Foreign ministers from Israel and Palestine are expected to attend a dinner in Brussels on Monday in a rare diplomatic setting as the Gaza war continues.
They have both confirmed their attendance at an EU-Southern Neighbourhood ministerial meeting, The National understands.
While it appears that Israeli Foreign Minister Gideon Saar and his Palestinian counterpart Varsen Aghabekian will be in the same room, it remains unclear whether they will speak.
The meeting comes after Israeli Prime Minister Benjamin Netanyahu said he hoped for a truce soon in Gaza as talks continued in Qatar.
“We would like for us as Palestinians to speak for ourselves at this meeting and send a message to Europeans about the humanitarian crisis for Palestinians and ask that they take measures against Israel,” a Palestinian official told Euronews.
The aim of the Brussels meeting is to strengthen relations between the EU and the 10 partner countries in the Mediterranean region.

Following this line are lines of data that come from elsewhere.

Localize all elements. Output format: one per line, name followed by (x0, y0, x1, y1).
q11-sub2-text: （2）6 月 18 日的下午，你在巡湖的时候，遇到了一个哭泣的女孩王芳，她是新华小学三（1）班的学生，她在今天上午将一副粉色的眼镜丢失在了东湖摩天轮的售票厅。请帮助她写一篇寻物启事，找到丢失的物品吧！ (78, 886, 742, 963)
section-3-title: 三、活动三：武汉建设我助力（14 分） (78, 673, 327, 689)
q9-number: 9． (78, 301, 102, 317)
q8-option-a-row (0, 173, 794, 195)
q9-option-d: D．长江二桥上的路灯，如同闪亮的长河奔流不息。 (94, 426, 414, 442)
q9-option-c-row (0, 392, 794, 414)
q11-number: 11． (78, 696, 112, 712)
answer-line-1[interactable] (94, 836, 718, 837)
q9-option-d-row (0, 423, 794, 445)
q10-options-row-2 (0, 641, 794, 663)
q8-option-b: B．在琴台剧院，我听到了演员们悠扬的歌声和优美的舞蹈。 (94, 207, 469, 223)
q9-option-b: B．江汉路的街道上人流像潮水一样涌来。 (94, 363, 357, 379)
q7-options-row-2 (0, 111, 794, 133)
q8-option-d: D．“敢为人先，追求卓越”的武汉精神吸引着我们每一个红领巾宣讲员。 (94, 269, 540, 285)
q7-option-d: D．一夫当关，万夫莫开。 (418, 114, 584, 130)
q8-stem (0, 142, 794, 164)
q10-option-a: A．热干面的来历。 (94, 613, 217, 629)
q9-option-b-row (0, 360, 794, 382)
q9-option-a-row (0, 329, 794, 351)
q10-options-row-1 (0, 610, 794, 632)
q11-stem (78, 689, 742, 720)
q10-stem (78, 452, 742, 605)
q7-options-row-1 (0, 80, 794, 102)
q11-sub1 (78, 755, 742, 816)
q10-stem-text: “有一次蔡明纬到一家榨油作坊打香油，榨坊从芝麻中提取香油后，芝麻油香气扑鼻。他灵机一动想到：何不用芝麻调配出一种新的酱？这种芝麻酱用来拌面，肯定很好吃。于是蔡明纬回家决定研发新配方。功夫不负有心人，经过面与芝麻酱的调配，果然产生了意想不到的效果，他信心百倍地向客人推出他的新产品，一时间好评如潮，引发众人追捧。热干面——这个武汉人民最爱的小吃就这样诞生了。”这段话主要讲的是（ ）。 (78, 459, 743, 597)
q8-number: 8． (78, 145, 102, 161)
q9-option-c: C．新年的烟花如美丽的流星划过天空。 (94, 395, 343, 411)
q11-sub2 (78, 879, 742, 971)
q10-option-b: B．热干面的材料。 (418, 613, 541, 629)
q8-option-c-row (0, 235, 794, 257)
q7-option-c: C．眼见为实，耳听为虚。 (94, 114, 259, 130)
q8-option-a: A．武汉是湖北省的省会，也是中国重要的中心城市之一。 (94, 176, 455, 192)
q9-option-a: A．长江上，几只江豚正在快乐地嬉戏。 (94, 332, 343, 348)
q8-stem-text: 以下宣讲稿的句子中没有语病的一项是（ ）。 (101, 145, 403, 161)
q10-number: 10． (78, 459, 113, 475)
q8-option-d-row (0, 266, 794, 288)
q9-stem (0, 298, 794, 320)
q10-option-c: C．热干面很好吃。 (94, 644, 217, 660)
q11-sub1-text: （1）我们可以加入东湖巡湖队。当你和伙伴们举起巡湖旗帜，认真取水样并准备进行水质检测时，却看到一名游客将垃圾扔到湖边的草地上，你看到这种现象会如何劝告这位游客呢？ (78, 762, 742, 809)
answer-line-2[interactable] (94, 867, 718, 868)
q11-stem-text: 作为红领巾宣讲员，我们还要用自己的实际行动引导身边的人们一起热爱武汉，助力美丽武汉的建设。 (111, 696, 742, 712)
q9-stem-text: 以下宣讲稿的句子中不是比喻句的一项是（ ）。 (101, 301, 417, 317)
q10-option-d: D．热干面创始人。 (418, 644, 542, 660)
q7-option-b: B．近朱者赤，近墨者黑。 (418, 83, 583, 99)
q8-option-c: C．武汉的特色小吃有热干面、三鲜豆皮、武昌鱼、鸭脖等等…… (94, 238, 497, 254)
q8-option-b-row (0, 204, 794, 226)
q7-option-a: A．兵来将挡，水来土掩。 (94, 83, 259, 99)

They include Algeria, Egypt and Jordan. Syria has been reintegrated since the fall of the Assad regime in December and its Foreign Minister Assad Al Shibani is expected to attend.
The last such meeting took place in November 2022 in Barcelona, just under a year before the October 7 Hamas-led attacks against Israel.

Relations between Israel and the EU appear to have warmed since Kaja Kallas was appointed the bloc's foreign affairs chief in December.
Ms Kallas on Thursday announced that she had struck a deal with Israel to increase the amount of aid entering Gaza. A meeting of the EU's 27 foreign ministers on Tuesday is set to discuss options to respond to Israel's human rights violations in Gaza.
There is little expectation that Tuesday's meeting will lead to concrete decisions targeting Israel. Ms Kallas has said that measures would be discussed only if the situation did not improve in Gaza, though some European ministers said they would closely watch the implementation of the aid deal.
Most European countries have said they do not approve of the Gaza Humanitarian Foundation's new aid distribution operation, during which hundreds of Palestinians have been killed.
Ms Kallas this week put forward 10 options to member states, including a full suspension of the EU-Israel Association Agreement, which appeared unlikely because it needed consensus from the 27 members.
Suspending trade relations or Israel's participation in the Erasmus+ student exchange or Horizon academic research programmes would require a qualified majority vote.
Mr Saar was in Brussels in February for the first EU-Israel high level talks in years, followed by a similar meeting with Palestine's Prime Minister Mohammad Mustafa.